Мистер Криспаркл, младший каноник, красивый и румяный, всегда встающий на заре и не упускающий случая нырнуть в глубокую заводь у плотины на реке, — мистер Криспаркл, младший каноник, музыкально одаренный, классически образованный, веселый, обязательный, добродушный, общительный, бодрый, юноша с виду, — мистер Криспаркл, младший каноник и хороший человек, еще недавно бродивший по кривым тропинкам язычества, но теперь выведенный на прямую дорогу христианства каким-то высоким клерикальным покровителем, очень благодарным ему за хорошее обучение сына, — направляется, по пути к своему дому, к дому мистера Джаспера.
— С сожалением услышал от Топа, что вы не совсем здоровы, Джаспер.
— Пустяки, совершенные пустяки!
— Вы выглядите немного утомленным.
— Разве? Не думаю, чтобы это было так. Я нисколько не чувствую себя утомленным. Топ преувеличил, как мне кажется. Вы знаете, что его обязанность — преувеличивать и приукрашивать все, что принадлежит к собору.

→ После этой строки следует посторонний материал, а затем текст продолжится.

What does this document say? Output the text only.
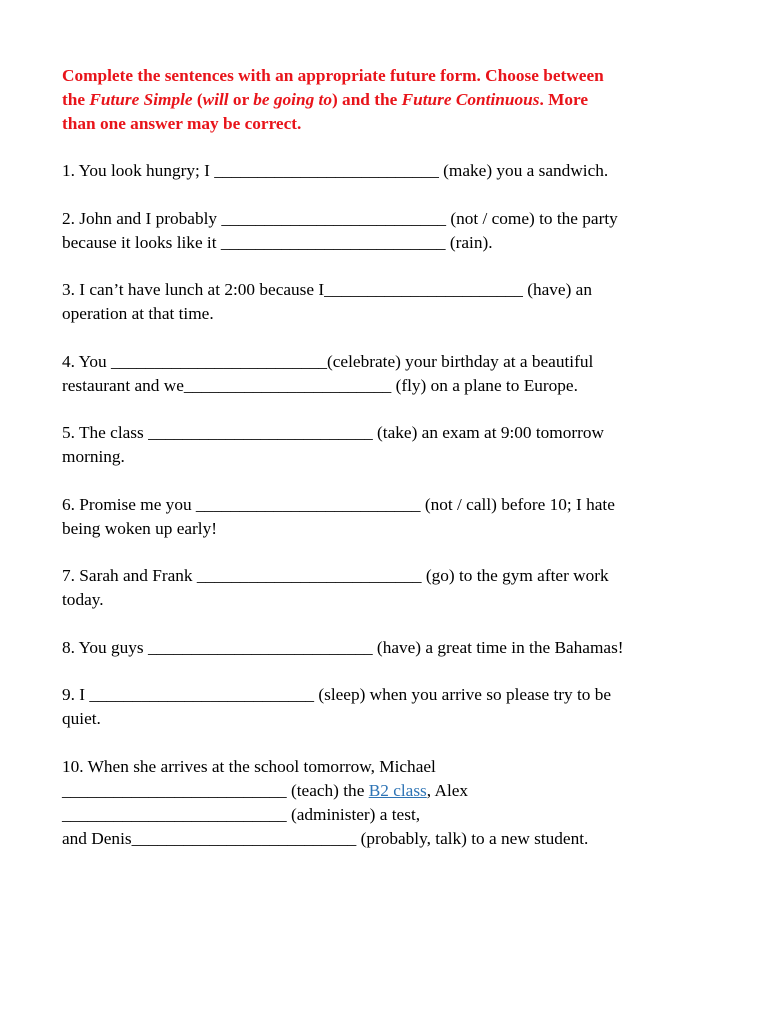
Complete the sentences with an appropriate future form. Choose between
the Future Simple (will or be going to) and the Future Continuous. More
than one answer may be correct.

1. You look hungry; I __________________________ (make) you a sandwich.
2. John and I probably __________________________ (not / come) to the party
because it looks like it __________________________ (rain).
3. I can’t have lunch at 2:00 because I_______________________ (have) an
operation at that time.
4. You _________________________(celebrate) your birthday at a beautiful
restaurant and we________________________ (fly) on a plane to Europe.
5. The class __________________________ (take) an exam at 9:00 tomorrow
morning.
6. Promise me you __________________________ (not / call) before 10; I hate
being woken up early!
7. Sarah and Frank __________________________ (go) to the gym after work
today.
8. You guys __________________________ (have) a great time in the Bahamas!
9. I __________________________ (sleep) when you arrive so please try to be
quiet.
10. When she arrives at the school tomorrow, Michael
__________________________ (teach) the B2 class, Alex
__________________________ (administer) a test,
and Denis__________________________ (probably, talk) to a new student.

— Могу ли я передать Настоятелю — я зашел к вам прямо от него, — что вы совершенно выздоровели?
Ответ на это, приправленный легкой улыбкой, таков:
— Конечно, и присоедините к этому мою благодарность за внимание.
— Я с удовольствием услышал, что вы ожидаете молодого Друда.
— Я жду моего дорогого мальчика с минуты на минуту.
— Его приезд, наверное, поможет вам лучше любого доктора.
— Лучше, чем целая дюжина докторов. Его я люблю горячо, а докторов и их снадобья терпеть не могу.
Мистер Джаспер, молодой человек лет двадцати шести, смуглый, с густыми, лоснящимися, тщательно расчесанными волосами и бакенбардами. Он кажется старше своего возраста, как это часто бывает с брюнетами. Его голос глубок и звучен, его лицо и фигура приятны, но его манеры несколько угрюмы. Занимаемая им комната мрачна и неуютна; быть может, она-то и наложила свой отпечаток на хозяина. Большая часть комнаты в тени. Даже яркое солн¬це не может добраться до рояля, стоящего в глубине, до фолиантов нот на этажерке, до книжных полок по стенам, до неоконченного портрета, висящего над камином.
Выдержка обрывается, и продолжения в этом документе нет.